By the 1870s, Pittsburgh had become a leading American center of industry and technology, and its "Robber Baron" entrepreneurs needed vast amounts of capital to build their empires.  Pittsburgh lawyers became the stewards of America's first great corporations, including Carnegie Steel and Westinghouse, and became the peers of the tycoons as they worked side-by-side with them to develop the culture and decorum of the corporate form in the United States. 
 
Meanwhile, Pittsburgh endured violent labor battles, such as the Railroad Riots of 1877 and the Homestead Strike of 1892, which prompted the development of labor law, albeit in a climate in which many aspects of union activity were criminalized.  Billy Brennen, Pittsburgh’s first labor advocate and a Democratic Party leader for many years, got his start as a pull-up boy in the J&L Iron Works.  In the Johnstown Flood, the Homestead Strike, the great lawsuit between Carnegie and Frick, and the creation of U.S. Steel, we see two pivotal American tragedies and two major American business events from the point of view of Pittsburgh lawyers, as they move their chess pieces around America's greatest industrial metropolis. 

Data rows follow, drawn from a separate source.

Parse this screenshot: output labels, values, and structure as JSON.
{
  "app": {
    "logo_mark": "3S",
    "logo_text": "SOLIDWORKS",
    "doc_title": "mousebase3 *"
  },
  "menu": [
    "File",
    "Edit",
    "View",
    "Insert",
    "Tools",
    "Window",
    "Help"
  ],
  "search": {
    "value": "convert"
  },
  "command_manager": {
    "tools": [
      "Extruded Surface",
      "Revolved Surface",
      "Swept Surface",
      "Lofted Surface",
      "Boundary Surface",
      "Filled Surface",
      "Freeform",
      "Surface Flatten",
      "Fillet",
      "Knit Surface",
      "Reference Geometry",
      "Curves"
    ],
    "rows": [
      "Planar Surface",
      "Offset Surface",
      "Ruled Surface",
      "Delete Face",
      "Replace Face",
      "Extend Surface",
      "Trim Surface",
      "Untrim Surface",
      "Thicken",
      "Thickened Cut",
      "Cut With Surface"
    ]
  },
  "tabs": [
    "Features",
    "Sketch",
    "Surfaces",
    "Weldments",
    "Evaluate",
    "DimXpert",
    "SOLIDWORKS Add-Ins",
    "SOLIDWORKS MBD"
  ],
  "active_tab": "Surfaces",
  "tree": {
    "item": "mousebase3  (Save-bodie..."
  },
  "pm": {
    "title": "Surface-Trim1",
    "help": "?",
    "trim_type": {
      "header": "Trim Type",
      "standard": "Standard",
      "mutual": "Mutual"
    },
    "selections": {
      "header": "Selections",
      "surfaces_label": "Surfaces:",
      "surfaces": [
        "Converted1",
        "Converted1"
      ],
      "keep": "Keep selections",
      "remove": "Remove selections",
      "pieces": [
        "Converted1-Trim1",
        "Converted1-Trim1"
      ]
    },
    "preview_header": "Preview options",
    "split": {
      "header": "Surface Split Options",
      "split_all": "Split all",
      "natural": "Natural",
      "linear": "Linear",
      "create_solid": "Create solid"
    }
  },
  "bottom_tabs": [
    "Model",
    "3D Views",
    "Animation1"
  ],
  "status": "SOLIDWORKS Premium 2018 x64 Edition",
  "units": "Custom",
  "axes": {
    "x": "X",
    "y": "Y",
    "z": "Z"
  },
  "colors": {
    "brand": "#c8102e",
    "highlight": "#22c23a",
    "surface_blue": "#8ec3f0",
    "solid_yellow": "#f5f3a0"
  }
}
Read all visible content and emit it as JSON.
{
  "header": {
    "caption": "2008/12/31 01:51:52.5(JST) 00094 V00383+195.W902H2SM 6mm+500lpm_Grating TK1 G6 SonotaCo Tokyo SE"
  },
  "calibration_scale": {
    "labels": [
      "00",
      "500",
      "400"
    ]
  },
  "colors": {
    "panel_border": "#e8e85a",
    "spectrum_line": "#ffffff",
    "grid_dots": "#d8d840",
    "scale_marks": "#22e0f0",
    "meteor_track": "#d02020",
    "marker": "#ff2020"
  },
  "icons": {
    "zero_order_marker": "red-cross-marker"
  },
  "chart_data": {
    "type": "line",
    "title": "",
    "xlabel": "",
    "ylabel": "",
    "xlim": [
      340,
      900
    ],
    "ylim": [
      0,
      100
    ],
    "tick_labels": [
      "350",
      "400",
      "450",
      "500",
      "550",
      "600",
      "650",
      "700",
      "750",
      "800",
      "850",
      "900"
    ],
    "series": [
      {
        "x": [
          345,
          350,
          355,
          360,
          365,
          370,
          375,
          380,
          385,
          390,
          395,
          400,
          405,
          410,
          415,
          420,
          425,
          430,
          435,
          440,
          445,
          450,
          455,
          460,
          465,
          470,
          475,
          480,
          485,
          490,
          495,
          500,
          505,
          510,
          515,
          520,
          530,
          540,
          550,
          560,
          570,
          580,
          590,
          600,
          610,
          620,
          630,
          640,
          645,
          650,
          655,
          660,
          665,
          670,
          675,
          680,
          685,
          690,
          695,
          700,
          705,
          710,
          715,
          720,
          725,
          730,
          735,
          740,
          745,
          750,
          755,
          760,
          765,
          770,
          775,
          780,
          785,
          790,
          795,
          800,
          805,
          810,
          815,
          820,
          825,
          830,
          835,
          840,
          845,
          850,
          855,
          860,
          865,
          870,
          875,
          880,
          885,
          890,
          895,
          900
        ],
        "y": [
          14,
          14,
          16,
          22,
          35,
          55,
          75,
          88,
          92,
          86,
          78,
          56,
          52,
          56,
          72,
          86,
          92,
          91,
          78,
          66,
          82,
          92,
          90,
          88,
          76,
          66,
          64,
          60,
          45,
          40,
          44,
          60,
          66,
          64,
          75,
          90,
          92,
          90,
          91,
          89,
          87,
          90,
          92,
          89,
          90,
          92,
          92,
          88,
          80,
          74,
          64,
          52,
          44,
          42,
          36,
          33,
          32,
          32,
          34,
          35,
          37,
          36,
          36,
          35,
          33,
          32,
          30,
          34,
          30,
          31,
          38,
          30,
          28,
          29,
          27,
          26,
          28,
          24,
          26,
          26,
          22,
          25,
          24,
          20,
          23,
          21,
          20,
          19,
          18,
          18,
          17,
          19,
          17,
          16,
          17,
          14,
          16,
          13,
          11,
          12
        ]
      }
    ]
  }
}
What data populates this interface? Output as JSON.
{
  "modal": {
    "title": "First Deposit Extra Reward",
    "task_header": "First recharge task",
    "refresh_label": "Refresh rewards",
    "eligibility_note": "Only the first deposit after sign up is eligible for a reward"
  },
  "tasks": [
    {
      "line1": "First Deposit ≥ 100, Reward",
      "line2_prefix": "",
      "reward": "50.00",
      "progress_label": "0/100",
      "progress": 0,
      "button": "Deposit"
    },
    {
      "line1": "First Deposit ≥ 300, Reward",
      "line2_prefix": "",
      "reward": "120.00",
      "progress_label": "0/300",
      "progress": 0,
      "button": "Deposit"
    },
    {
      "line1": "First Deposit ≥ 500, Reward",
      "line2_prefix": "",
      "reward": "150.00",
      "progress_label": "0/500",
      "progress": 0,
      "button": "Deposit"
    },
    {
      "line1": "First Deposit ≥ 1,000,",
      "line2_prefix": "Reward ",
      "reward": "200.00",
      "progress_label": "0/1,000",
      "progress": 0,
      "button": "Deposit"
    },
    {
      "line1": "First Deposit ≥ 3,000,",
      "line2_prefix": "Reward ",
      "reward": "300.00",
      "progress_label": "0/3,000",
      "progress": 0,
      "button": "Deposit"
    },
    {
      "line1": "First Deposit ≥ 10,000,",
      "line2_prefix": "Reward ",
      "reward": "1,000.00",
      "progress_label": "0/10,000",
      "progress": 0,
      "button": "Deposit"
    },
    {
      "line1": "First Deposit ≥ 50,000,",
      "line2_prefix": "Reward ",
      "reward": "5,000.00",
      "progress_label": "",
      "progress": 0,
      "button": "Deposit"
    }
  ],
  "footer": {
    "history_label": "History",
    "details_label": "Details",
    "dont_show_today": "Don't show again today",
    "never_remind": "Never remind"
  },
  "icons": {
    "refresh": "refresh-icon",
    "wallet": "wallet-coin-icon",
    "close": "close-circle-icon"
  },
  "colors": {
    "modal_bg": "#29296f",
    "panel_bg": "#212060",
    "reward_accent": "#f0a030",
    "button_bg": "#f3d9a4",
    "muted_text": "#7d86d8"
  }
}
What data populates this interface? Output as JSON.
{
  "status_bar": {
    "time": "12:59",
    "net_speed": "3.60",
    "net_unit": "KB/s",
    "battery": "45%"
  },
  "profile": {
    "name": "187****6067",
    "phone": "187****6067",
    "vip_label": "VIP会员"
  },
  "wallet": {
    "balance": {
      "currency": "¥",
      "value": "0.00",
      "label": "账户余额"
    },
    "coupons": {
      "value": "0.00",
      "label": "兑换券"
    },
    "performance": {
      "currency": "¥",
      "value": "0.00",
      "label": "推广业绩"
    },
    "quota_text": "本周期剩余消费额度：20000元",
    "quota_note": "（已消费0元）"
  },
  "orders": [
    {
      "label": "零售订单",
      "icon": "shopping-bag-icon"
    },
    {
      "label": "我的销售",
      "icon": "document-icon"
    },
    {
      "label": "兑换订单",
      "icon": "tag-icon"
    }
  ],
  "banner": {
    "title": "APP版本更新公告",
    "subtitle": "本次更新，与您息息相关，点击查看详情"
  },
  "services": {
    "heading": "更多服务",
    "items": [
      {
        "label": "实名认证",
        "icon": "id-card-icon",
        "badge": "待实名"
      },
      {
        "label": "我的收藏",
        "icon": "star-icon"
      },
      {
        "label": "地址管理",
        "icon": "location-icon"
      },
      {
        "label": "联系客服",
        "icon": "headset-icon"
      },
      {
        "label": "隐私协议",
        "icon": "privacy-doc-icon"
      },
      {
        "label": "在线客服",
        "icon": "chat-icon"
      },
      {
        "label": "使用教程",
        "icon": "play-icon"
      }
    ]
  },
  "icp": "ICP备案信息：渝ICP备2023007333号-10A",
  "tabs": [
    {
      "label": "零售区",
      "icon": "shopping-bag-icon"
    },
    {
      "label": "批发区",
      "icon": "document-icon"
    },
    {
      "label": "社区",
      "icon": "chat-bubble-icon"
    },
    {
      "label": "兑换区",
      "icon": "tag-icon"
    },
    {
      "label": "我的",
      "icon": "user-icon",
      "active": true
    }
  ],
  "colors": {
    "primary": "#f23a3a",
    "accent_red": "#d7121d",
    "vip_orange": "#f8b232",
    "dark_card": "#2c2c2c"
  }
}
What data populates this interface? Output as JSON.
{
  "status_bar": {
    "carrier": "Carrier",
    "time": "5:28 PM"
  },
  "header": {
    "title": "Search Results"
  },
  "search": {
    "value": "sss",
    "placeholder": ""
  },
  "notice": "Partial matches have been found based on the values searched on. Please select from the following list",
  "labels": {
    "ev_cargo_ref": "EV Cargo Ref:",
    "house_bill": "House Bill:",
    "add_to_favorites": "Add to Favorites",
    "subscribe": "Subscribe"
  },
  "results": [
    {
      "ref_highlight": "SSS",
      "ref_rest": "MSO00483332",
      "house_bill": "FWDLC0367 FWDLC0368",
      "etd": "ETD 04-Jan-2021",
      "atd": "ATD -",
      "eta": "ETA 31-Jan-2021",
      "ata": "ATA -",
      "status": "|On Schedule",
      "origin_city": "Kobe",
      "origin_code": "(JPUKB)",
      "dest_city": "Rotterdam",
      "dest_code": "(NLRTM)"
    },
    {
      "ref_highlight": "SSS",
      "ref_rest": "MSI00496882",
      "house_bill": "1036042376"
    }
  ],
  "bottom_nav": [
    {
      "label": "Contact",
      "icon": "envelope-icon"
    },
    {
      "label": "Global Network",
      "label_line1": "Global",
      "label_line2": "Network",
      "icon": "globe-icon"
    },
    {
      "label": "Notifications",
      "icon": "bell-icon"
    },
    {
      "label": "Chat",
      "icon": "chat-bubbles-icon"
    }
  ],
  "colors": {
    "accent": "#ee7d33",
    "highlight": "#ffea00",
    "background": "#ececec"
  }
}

The Gilded Age was also the era in which the bar began to expand to permit the admission of women and African-Americans, although their struggles for recognition continued later into the next century, as African-Americans found themselves practicing in a segregated bar, and women had little success in developing a clientele or convincing law firms that they could handle more than secretarial work.